The REPL: Issue 61 - September 2019

Building A Relational Database Using Kafka

Robert Yokota explores building a relational database on top of Kafka. It follows his previous article on creating an in-memory cache on backed by Kafka. RDBM systems are commonly thought of keeping track of tables and rows. The semantics of SQL reinforce the concept of rows being updatable. In practice though, most implementation use an immutable log under the hood. That is what makes transactions possible, each with its own consistent view of the world. Kafka can be thought of as an “exposed” MVCC system, and the current state of the data can be derived by consuming the messages in a topic. The article is interesting in that it assembles a relation database by using different existing open-source projects.

3 Key Ideas Behind The Erlang Thesis

Yiming Chen summarizes Joe Armstrong’s thesis: “Making reliable distributed systems in the presence of software errors”. The 3 key ideas identified: Concurrency oriented programming, abstracting concurrency, and let-it-fail philosophy. Armstrong is Erlang’s creator, and his thesis has been very influential in the Erlang and Elixir communities.

The REPL: Issue 60 - August 2019

Issue 60! I’ve been posting my favorite links to tech articles every month for the last 5 years! I’ve linked to 163 in that time (not including the links in this post). And, now that I am looking back… I realize that I’ve made a mistake and I re-used #53 for the 2018-12 and 2019-12 issues. ¯\_(ツ)_/¯

Engineers Don’t Solve Problems

This article by Dean Chahim is not about software engineering or computer science. It’s about Mexico City’s infrastructure and the decades-long battle to prevent flooding in the city. The article stroke a chord with me: Mexico City is my home town, it’s where I went to University to obtain my degree in Civil Engineering. The article illustrates how engineers make trade-offs that might have far-reaching consequences, and are not immune from political and socio-economic influence. There are lessons there for all engineers.

How to Build Good Software

Software has characteristics that make it hard to build with traditional management techniques; effective development requires a different, more exploratory and iterative approach.

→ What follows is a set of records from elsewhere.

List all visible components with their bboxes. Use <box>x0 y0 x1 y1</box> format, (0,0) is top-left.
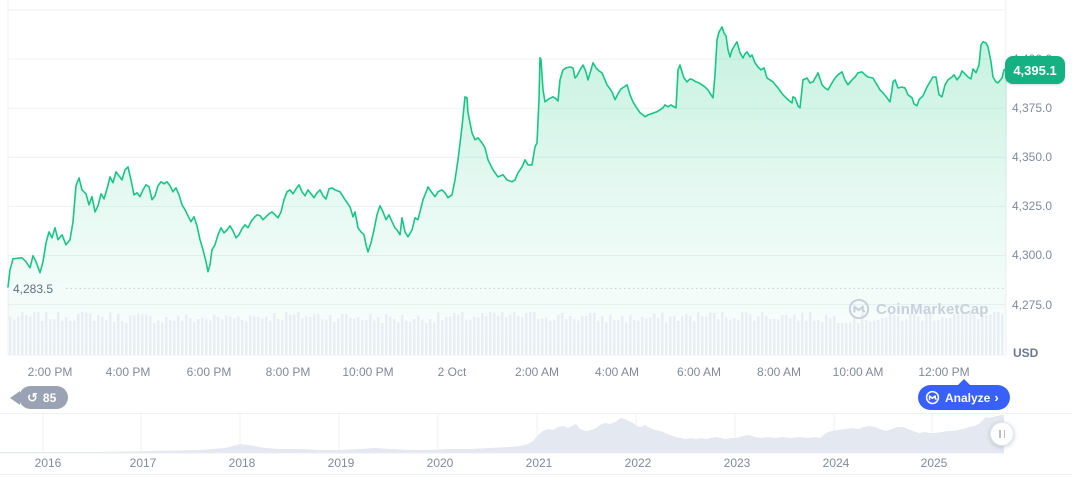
tooltip-notch <box>957 379 970 385</box>
timeline-year-label: 2023 <box>723 456 751 470</box>
timeline-year-label: 2017 <box>129 456 157 470</box>
price-axis-label: 4,375.0 <box>1012 101 1053 115</box>
timeline-area <box>0 415 1004 453</box>
day-low-label: 4,283.5 <box>13 282 54 296</box>
time-axis-label: 8:00 PM <box>265 365 311 379</box>
badge-tail <box>10 390 20 405</box>
price-line <box>7 26 1008 288</box>
price-chart[interactable] <box>0 0 1072 356</box>
time-axis-label: 4:00 AM <box>594 365 640 379</box>
chevron-right-icon: › <box>994 390 999 405</box>
timeline-year-label: 2024 <box>822 456 850 470</box>
time-axis-label: 2:00 AM <box>514 365 560 379</box>
timeline-year-label: 2018 <box>228 456 256 470</box>
timeline-scrubber-handle[interactable] <box>990 422 1014 446</box>
volume-bars <box>9 312 1004 355</box>
price-axis-label: 4,325.0 <box>1012 199 1053 213</box>
price-area-fill <box>8 26 1007 356</box>
scrubber-grip <box>999 430 1001 438</box>
currency-unit-label: USD <box>1013 346 1039 360</box>
time-axis-label: 8:00 AM <box>756 365 802 379</box>
time-axis-label: 10:00 AM <box>832 365 884 379</box>
time-axis-label: 6:00 PM <box>186 365 232 379</box>
timeline-year-label: 2016 <box>34 456 62 470</box>
coinmarketcap-logo-icon <box>848 298 870 320</box>
history-count: 85 <box>42 390 57 405</box>
timeline-bottom-border <box>0 474 1072 475</box>
scrubber-grip <box>1003 430 1005 438</box>
price-axis-label: 4,300.0 <box>1012 248 1053 262</box>
timeline-top-border <box>0 413 1072 414</box>
timeline-year-label: 2021 <box>525 456 553 470</box>
time-axis-label: 2:00 PM <box>27 365 73 379</box>
time-axis-label: 10:00 PM <box>342 365 394 379</box>
history-clock-icon: ↺ <box>27 390 38 405</box>
price-axis-label: 4,350.0 <box>1012 150 1053 164</box>
price-axis-label: 4,275.0 <box>1012 298 1053 312</box>
current-price-badge: 4,395.1 <box>1005 56 1065 84</box>
watermark: CoinMarketCap <box>848 298 989 320</box>
time-axis-label: 4:00 PM <box>105 365 151 379</box>
analyze-button-label: Analyze <box>945 390 991 405</box>
time-axis-label: 6:00 AM <box>676 365 722 379</box>
timeline-year-label: 2025 <box>920 456 948 470</box>
time-axis-label: 12:00 PM <box>918 365 970 379</box>
timeline-year-label: 2019 <box>327 456 355 470</box>
timeline-year-label: 2022 <box>624 456 652 470</box>
time-axis-label: 2 Oct <box>437 365 467 379</box>
history-annotations-badge[interactable]: ↺ 85 <box>10 386 69 409</box>
watermark-text: CoinMarketCap <box>876 300 989 318</box>
analyze-button[interactable]: Analyze › <box>918 379 1010 410</box>
timeline-year-label: 2020 <box>426 456 454 470</box>
timeline-brush[interactable] <box>0 413 1072 454</box>
coinmarketcap-logo-icon-small <box>925 390 940 405</box>
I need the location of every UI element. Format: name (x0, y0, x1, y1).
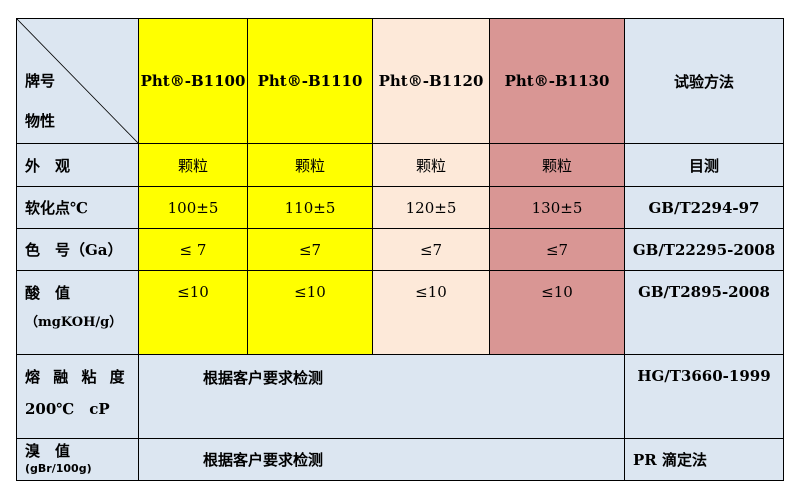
corner-header-cell: 牌号 物性 (16, 18, 139, 144)
property-label: 熔 融 粘 度 200℃ cP (16, 354, 139, 439)
property-label: 软化点℃ (16, 186, 139, 229)
value-cell: ≤10 (489, 270, 625, 355)
value-cell: ≤10 (372, 270, 490, 355)
product-header: Pht®-B1120 (372, 18, 490, 144)
method-cell: HG/T3660-1999 (624, 354, 784, 439)
method-cell: GB/T22295-2008 (624, 228, 784, 271)
property-label: 色 号（Ga） (16, 228, 139, 271)
method-header: 试验方法 (624, 18, 784, 144)
product-header: Pht®-B1130 (489, 18, 625, 144)
table-row: 熔 融 粘 度 200℃ cP 根据客户要求检测 HG/T3660-1999 (16, 354, 784, 439)
value-cell: ≤7 (372, 228, 490, 271)
merged-value-cell: 根据客户要求检测 (138, 438, 625, 481)
header-row: 牌号 物性 Pht®-B1100 Pht®-B1110 Pht®-B1120 P… (16, 18, 784, 144)
property-name: 酸 值 (25, 284, 71, 302)
value-cell: ≤7 (247, 228, 373, 271)
property-unit: 200℃ cP (25, 400, 110, 418)
table-row: 溴 值 (gBr/100g) 根据客户要求检测 PR 滴定法 (16, 438, 784, 481)
property-unit: (gBr/100g) (25, 461, 92, 475)
merged-value-cell: 根据客户要求检测 (138, 354, 625, 439)
property-label: 外 观 (16, 143, 139, 187)
value-cell: 100±5 (138, 186, 248, 229)
value-cell: 130±5 (489, 186, 625, 229)
value-cell: ≤10 (138, 270, 248, 355)
value-cell: ≤7 (489, 228, 625, 271)
table-row: 酸 值 （mgKOH/g） ≤10 ≤10 ≤10 ≤10 GB/T2895-2… (16, 270, 784, 355)
value-cell: 110±5 (247, 186, 373, 229)
method-cell: GB/T2895-2008 (624, 270, 784, 355)
value-cell: 120±5 (372, 186, 490, 229)
value-cell: ≤ 7 (138, 228, 248, 271)
value-cell: ≤10 (247, 270, 373, 355)
property-label: 酸 值 （mgKOH/g） (16, 270, 139, 355)
method-cell: PR 滴定法 (624, 438, 784, 481)
property-name: 熔 融 粘 度 (25, 368, 129, 386)
product-spec-table: 牌号 物性 Pht®-B1100 Pht®-B1110 Pht®-B1120 P… (16, 18, 784, 481)
method-cell: 目测 (624, 143, 784, 187)
product-header: Pht®-B1110 (247, 18, 373, 144)
table-row: 色 号（Ga） ≤ 7 ≤7 ≤7 ≤7 GB/T22295-2008 (16, 228, 784, 271)
value-cell: 颗粒 (247, 143, 373, 187)
diagonal-line (17, 19, 138, 143)
property-unit: （mgKOH/g） (25, 315, 123, 330)
value-cell: 颗粒 (372, 143, 490, 187)
corner-bottom-label: 物性 (25, 112, 56, 130)
product-header: Pht®-B1100 (138, 18, 248, 144)
table-row: 软化点℃ 100±5 110±5 120±5 130±5 GB/T2294-97 (16, 186, 784, 229)
table-row: 外 观 颗粒 颗粒 颗粒 颗粒 目测 (16, 143, 784, 187)
property-name: 溴 值 (25, 441, 71, 460)
method-cell: GB/T2294-97 (624, 186, 784, 229)
value-cell: 颗粒 (489, 143, 625, 187)
property-label: 溴 值 (gBr/100g) (16, 438, 139, 481)
value-cell: 颗粒 (138, 143, 248, 187)
corner-top-label: 牌号 (25, 72, 56, 90)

Li Hongyi writes a thoughtful article on why software projects are not the same as other engineering projects, and require different management techniques. Successful software projects are very iterative and oscillate between cycles discovery and consolidation.

Arcs of Seniority

Stevan Popovic breaks down engineering seniority into a few factors: Independence, authority, Design, and Influence. During once career each of these develops in an engineer, and mark different types of seniority. As expected, not everyone reaches the same maturity in all factors at once. Each senior engineer has it’s own mix. The illustrations on the articles are particularly helpful.